Unfortunately, the mainstream media doesn’t appear to agree. Headlines have focused on May’s “kitten heels”, as if in some way her political opinions are intrinsically linked to her footwear. And, even when terms are acknowledged as being sexist, they are still used to exemplify May’s politics:
Around Westminster, the Home Secretary Theresa May is described as a “tough cookie”. Yes, it’s a sexist term (can you imagine Liam Fox being described in the same way?) but it does get to the heart of something specific about the front-runner in the race to become the next Conservative leader.
The Telegraph, meanwhile, ran a piece asking “who is the woman bidding to be the next Prime Minister?”, with the second question about her being, “Who is Theresa May’s husband?”. The article further refers to May’s appearance under a “Key moments” section, with the second entry reading:
2002: Becomes the first female chair of the Conservatives and says it is seen as the “nasty party” – while wearing a pair of now-famous leopard print kitten heels.
Leadsom has also not escaped the sexism of the media. This article from the Sunday Telegraph about her bid to be Prime Minister begins with her love of cooking:
I always retreat to cooking the Sunday roast.

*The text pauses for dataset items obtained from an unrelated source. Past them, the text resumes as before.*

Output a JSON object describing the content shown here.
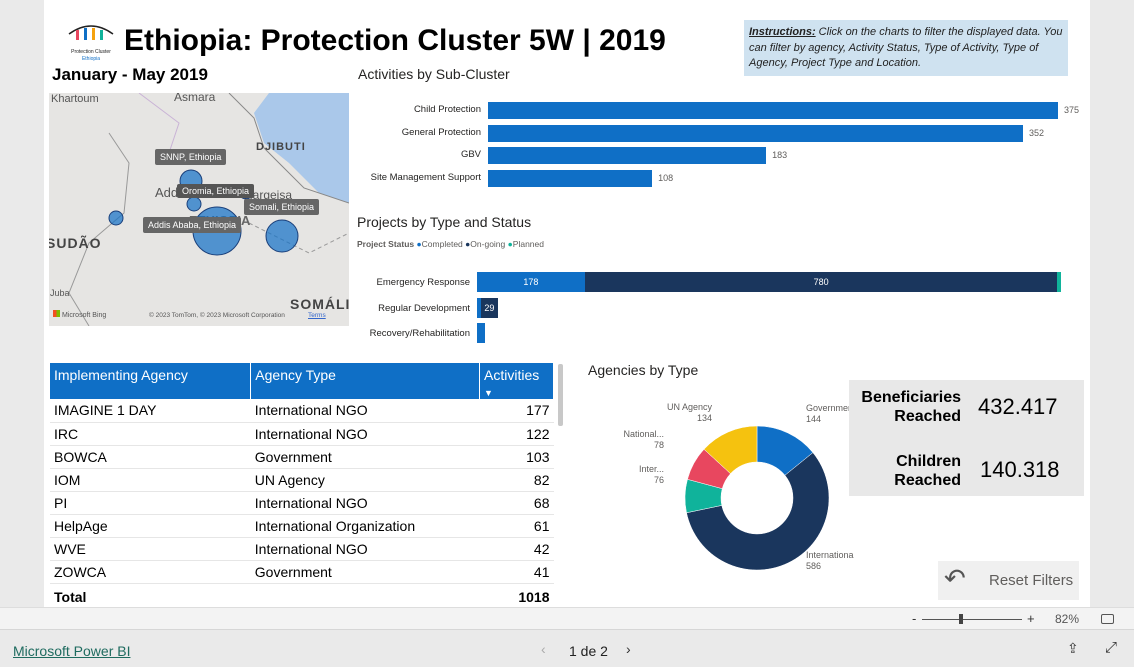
{
  "header": {
    "title": "Ethiopia: Protection Cluster 5W | 2019",
    "period": "January - May 2019",
    "logo_text": "Protection Cluster Ethiopia",
    "instructions_label": "Instructions:",
    "instructions_text": " Click on the charts to filter the displayed data. You can filter by agency, Activity Status, Type of Activity, Type of Agency, Project Type and Location."
  },
  "map": {
    "labels": [
      "Khartoum",
      "Asmara",
      "DJIBUTI",
      "Addis Ababa",
      "Hargeisa",
      "ETHIOPIA",
      "SUDÃO",
      "Juba",
      "SOMÁLI"
    ],
    "bubbles": [
      {
        "label": "SNNP, Ethiopia"
      },
      {
        "label": "Oromia, Ethiopia"
      },
      {
        "label": "Somali, Ethiopia"
      },
      {
        "label": "Addis Ababa, Ethiopia"
      }
    ],
    "attribution": "© 2023 TomTom, © 2023 Microsoft Corporation",
    "terms": "Terms",
    "bing": "Microsoft Bing"
  },
  "chart_data": [
    {
      "type": "bar",
      "title": "Activities by Sub-Cluster",
      "categories": [
        "Child Protection",
        "General Protection",
        "GBV",
        "Site Management Support"
      ],
      "values": [
        375,
        352,
        183,
        108
      ],
      "color": "#0f6fc6"
    },
    {
      "type": "bar",
      "stacked": true,
      "title": "Projects by Type and Status",
      "legend_title": "Project Status",
      "categories": [
        "Emergency Response",
        "Regular Development",
        "Recovery/Rehabilitation"
      ],
      "series": [
        {
          "name": "Completed",
          "color": "#0f6fc6",
          "values": [
            178,
            6,
            13
          ]
        },
        {
          "name": "On-going",
          "color": "#1a365d",
          "values": [
            780,
            29,
            0
          ]
        },
        {
          "name": "Planned",
          "color": "#10b39b",
          "values": [
            6,
            0,
            0
          ]
        }
      ],
      "data_labels": [
        [
          "178",
          "780",
          ""
        ],
        [
          "",
          "29",
          ""
        ],
        [
          "",
          "",
          ""
        ]
      ]
    },
    {
      "type": "pie",
      "donut": true,
      "title": "Agencies by Type",
      "categories": [
        "Government",
        "International N...",
        "Inter...",
        "National...",
        "UN Agency"
      ],
      "values": [
        144,
        586,
        76,
        78,
        134
      ],
      "colors": [
        "#0f6fc6",
        "#1a365d",
        "#10b39b",
        "#e8475f",
        "#f5c20f"
      ]
    }
  ],
  "table": {
    "headers": [
      "Implementing Agency",
      "Agency Type",
      "Activities"
    ],
    "rows": [
      [
        "IMAGINE 1 DAY",
        "International NGO",
        "177"
      ],
      [
        "IRC",
        "International NGO",
        "122"
      ],
      [
        "BOWCA",
        "Government",
        "103"
      ],
      [
        "IOM",
        "UN Agency",
        "82"
      ],
      [
        "PI",
        "International NGO",
        "68"
      ],
      [
        "HelpAge",
        "International Organization",
        "61"
      ],
      [
        "WVE",
        "International NGO",
        "42"
      ],
      [
        "ZOWCA",
        "Government",
        "41"
      ]
    ],
    "total_label": "Total",
    "total_value": "1018"
  },
  "kpis": [
    {
      "label": "Beneficiaries Reached",
      "value": "432.417"
    },
    {
      "label": "Children Reached",
      "value": "140.318"
    }
  ],
  "reset_label": "Reset Filters",
  "zoom": {
    "minus": "-",
    "plus": "+",
    "level": "82%",
    "value": 82
  },
  "footer": {
    "brand": "Microsoft Power BI",
    "page": "1 de 2"
  }
}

The message is clear – she may be a hardened business person, but at heart, she is a good woman who enjoys cooking for her family.

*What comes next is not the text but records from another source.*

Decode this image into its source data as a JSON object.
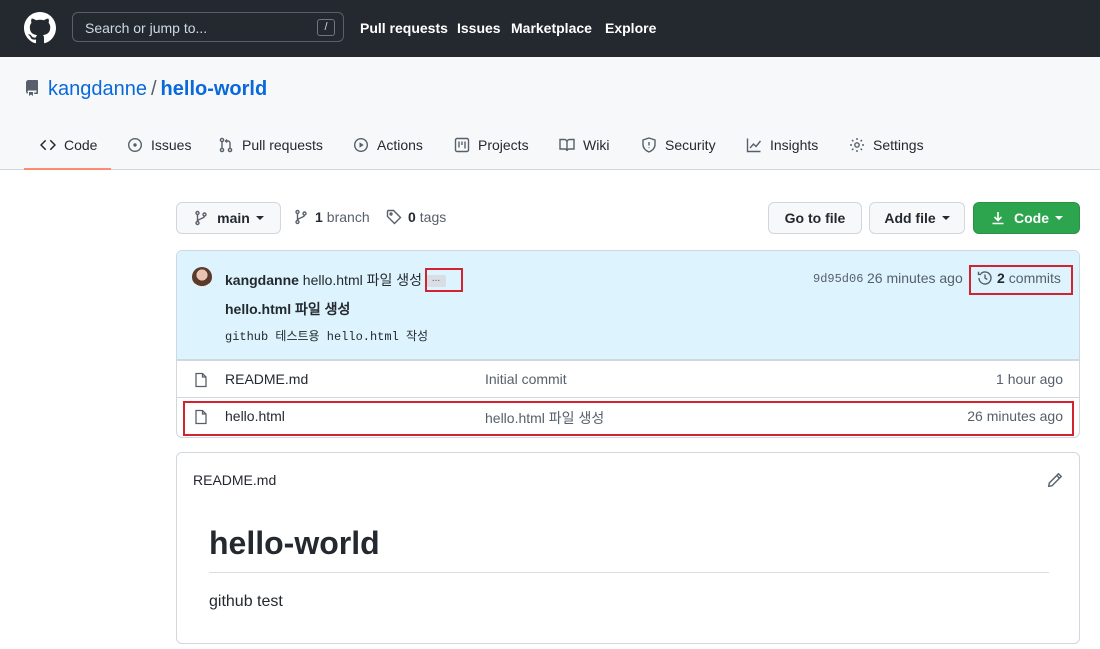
{
  "header": {
    "search_placeholder": "Search or jump to...",
    "search_shortcut": "/",
    "nav": [
      "Pull requests",
      "Issues",
      "Marketplace",
      "Explore"
    ]
  },
  "repo": {
    "owner": "kangdanne",
    "separator": "/",
    "name": "hello-world"
  },
  "tabs": [
    {
      "label": "Code",
      "icon": "code-icon",
      "active": true
    },
    {
      "label": "Issues",
      "icon": "issue-icon"
    },
    {
      "label": "Pull requests",
      "icon": "pull-request-icon"
    },
    {
      "label": "Actions",
      "icon": "play-icon"
    },
    {
      "label": "Projects",
      "icon": "project-icon"
    },
    {
      "label": "Wiki",
      "icon": "book-icon"
    },
    {
      "label": "Security",
      "icon": "shield-icon"
    },
    {
      "label": "Insights",
      "icon": "graph-icon"
    },
    {
      "label": "Settings",
      "icon": "gear-icon"
    }
  ],
  "toolbar": {
    "branch": "main",
    "branch_count": "1",
    "branch_label": "branch",
    "tag_count": "0",
    "tag_label": "tags",
    "go_to_file": "Go to file",
    "add_file": "Add file",
    "code": "Code"
  },
  "commit": {
    "author": "kangdanne",
    "message": "hello.html 파일 생성",
    "ellipsis": "...",
    "sha": "9d95d06",
    "time": "26 minutes ago",
    "count": "2",
    "count_label": "commits",
    "title": "hello.html 파일 생성",
    "description": "github 테스트용 hello.html 작성"
  },
  "files": [
    {
      "name": "README.md",
      "message": "Initial commit",
      "age": "1 hour ago"
    },
    {
      "name": "hello.html",
      "message": "hello.html 파일 생성",
      "age": "26 minutes ago"
    }
  ],
  "readme": {
    "label": "README.md",
    "heading": "hello-world",
    "body": "github test"
  },
  "colors": {
    "header_bg": "#24292f",
    "link": "#0969da",
    "active_tab": "#fd8c73",
    "green_button": "#2da44e",
    "highlight": "#d1242f",
    "commit_bg": "#ddf4ff"
  }
}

However, one of the most offensive articles about both candidates, is from GQ entitled “Which ‘mummy’ will the conservatives choose?”. The article finishes with the line:
Will the Tories’ inherent masochism win out, or will they pick the enchanted fairytale mummy who will whisk them off to the fantasy land where Brexit is a good idea?
There are many other examples which show just how far we are from eradicating sexism from both our everyday language and our political spheres. And these need challenging and critiquing every time they appear.
But within this, there lies a danger of defending politicians such as May and Leadsom, who are vile people. May’s views on immigration are truly worrying and have been on full display during her time in the Home Office, where her policies have meant non-EU migrants need to earn at least £35k a year or risk being deported. She has also been accused of splitting up families after introducing rules that people have to have a minimum income of £18,600 in order to bring a foreign spouse back to the UK.
Furthermore, May has been an authoritarian Home Secretary, who has championed greater surveillance powers which have led to the UK being described as a “surveillance state”. She has also been pushing the much-criticised and draconian “extremism bill”, based on a definition of extremism she is unable to define.
Meanwhile, Leadsom is no better. She is anti gay marriage, pro fox hunting, and is in the pockets of the oil companies. Furthermore, she wants to push the big red Brexit button as quickly as possible and believes in scrapping the minimum wage and maternity rights for small companies.
In short, there are so many elements of both of their political beliefs and agendas which we should be critiquing and challenging. But resorting to using their gender, footwear, and sexist terms just weakens these criticisms, and should have no place in the 21st century.